Iran : on vous explique pourquoi le pays est plongé dans une violente crise économique et sociale
En limitant les subventions sur l’essence, le gouvernement a déclenché une contestation massive, dans plusieurs régions du pays. "Au moins 106 manifestants dans 21 villes ont été tués, selon des informations crédibles", a indiqué Amnesty International mardi.
L'Iran est secoué depuis vendredi 15 novembre par de violentes manifestations, déclenchées après l'annonce surprise de l'augmentation du prix du carburant. Depuis, des milliers de personnes sont descendues dans la rue, asphyxiées par la situation économique castrophique du pays.
Le Haut-commissariat aux droits de l'homme de l'ONU a dénoncé mardi l'usage de la force, y compris de tirs à balles réelles. Des vidéos ont montré "des snipers sur les toits d'immeubles tirer sur la foule et, dans un cas, un hélicoptère", s'est alarmée l'ONG Amnesty International, qui redoute "jusqu'à deux cents [personnes] tuées". Franceinfo revient sur les origines de la crise qui secoue la société iranienne.
Qu'est-ce qui a déclenché ces manifestations ?

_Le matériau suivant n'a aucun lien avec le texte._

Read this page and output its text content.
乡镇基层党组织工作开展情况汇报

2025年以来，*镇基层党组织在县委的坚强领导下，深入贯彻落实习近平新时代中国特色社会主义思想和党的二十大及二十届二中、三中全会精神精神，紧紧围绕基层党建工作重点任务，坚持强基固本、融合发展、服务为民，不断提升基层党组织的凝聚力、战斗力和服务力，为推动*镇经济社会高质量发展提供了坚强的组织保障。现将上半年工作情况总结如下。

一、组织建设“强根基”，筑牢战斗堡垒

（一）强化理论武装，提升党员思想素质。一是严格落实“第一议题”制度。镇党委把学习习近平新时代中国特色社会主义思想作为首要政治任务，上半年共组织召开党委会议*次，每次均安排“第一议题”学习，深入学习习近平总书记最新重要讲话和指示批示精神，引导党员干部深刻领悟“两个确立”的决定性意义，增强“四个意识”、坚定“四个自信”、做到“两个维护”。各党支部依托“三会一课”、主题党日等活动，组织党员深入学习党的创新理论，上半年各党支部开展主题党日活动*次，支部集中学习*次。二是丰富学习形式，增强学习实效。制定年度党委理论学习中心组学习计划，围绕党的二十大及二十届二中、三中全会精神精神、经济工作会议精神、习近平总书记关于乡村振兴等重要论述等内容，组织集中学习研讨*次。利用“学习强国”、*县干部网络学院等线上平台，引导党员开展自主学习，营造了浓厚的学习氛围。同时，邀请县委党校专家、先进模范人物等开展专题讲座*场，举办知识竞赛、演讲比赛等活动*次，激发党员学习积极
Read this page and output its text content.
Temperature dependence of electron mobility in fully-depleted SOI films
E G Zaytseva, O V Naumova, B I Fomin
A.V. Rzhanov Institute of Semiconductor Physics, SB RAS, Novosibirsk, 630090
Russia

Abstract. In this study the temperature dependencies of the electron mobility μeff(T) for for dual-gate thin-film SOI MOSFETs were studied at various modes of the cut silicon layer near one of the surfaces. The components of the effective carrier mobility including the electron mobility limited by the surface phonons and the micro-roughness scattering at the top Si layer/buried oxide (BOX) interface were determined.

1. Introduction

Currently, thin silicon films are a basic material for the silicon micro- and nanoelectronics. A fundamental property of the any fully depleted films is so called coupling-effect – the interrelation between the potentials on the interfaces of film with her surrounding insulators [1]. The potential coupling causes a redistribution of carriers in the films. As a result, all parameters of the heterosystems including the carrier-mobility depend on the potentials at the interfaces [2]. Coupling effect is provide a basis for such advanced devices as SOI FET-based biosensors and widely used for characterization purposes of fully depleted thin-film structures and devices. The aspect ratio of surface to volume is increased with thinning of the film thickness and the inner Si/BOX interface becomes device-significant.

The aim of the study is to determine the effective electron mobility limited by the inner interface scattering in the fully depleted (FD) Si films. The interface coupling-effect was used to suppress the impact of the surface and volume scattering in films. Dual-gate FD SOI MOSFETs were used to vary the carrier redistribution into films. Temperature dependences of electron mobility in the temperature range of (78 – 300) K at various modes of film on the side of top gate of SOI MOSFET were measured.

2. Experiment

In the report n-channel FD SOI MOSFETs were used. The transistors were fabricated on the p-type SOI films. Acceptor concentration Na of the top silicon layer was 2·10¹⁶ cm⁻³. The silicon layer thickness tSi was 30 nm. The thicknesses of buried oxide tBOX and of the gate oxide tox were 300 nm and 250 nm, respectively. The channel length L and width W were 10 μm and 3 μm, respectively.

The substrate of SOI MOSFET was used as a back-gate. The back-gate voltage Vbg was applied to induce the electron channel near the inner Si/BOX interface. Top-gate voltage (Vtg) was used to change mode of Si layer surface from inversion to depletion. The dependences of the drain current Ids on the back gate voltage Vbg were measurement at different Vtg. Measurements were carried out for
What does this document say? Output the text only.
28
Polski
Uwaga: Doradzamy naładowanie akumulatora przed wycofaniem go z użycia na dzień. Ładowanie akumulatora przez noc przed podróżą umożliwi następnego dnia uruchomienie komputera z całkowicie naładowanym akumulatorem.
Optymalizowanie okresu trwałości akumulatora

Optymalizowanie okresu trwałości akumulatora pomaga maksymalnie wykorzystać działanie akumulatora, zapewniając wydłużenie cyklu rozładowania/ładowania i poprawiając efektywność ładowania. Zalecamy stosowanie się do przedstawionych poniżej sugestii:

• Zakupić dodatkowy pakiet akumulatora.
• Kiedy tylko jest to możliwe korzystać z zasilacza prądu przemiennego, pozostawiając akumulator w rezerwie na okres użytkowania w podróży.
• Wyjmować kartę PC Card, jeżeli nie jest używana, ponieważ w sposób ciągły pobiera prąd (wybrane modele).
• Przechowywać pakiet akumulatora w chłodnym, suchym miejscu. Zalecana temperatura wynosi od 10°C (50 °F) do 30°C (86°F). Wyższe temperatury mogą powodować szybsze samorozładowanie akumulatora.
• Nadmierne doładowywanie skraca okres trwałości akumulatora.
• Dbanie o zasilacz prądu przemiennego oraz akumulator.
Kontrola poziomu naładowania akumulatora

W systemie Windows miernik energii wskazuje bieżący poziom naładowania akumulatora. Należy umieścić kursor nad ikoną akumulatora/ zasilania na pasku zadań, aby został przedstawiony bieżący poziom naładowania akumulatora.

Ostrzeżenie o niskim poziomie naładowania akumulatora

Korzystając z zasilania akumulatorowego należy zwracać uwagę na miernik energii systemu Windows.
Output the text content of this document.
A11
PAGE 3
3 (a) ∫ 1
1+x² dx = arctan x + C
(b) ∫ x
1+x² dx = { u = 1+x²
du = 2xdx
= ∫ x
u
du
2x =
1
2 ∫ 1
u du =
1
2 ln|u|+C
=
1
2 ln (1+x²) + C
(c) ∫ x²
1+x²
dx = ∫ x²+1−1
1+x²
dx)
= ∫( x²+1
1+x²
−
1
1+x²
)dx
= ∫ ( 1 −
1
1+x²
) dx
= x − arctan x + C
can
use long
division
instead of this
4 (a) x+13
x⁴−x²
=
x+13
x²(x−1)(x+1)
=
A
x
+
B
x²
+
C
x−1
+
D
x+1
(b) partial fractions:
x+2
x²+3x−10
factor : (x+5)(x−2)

La contestation a débuté vendredi soir, quelques heures après l'annonce d'une réforme du mode de subvention de l'essence, censée bénéficier aux ménages les moins favorisés. Pour lutter contre l'inflation chronique qui sévit dans le pays, le gouvernement a annoncé une augmentation de 50% du prix du carburant – de 10 000 à 15 000 rials le litre (11 centimes d'euros) – pour les soixante premiers litres achetés chaque mois. Au-delà, chaque litre supplémentaire coûtera le triple du prix actuel (30 000 rials).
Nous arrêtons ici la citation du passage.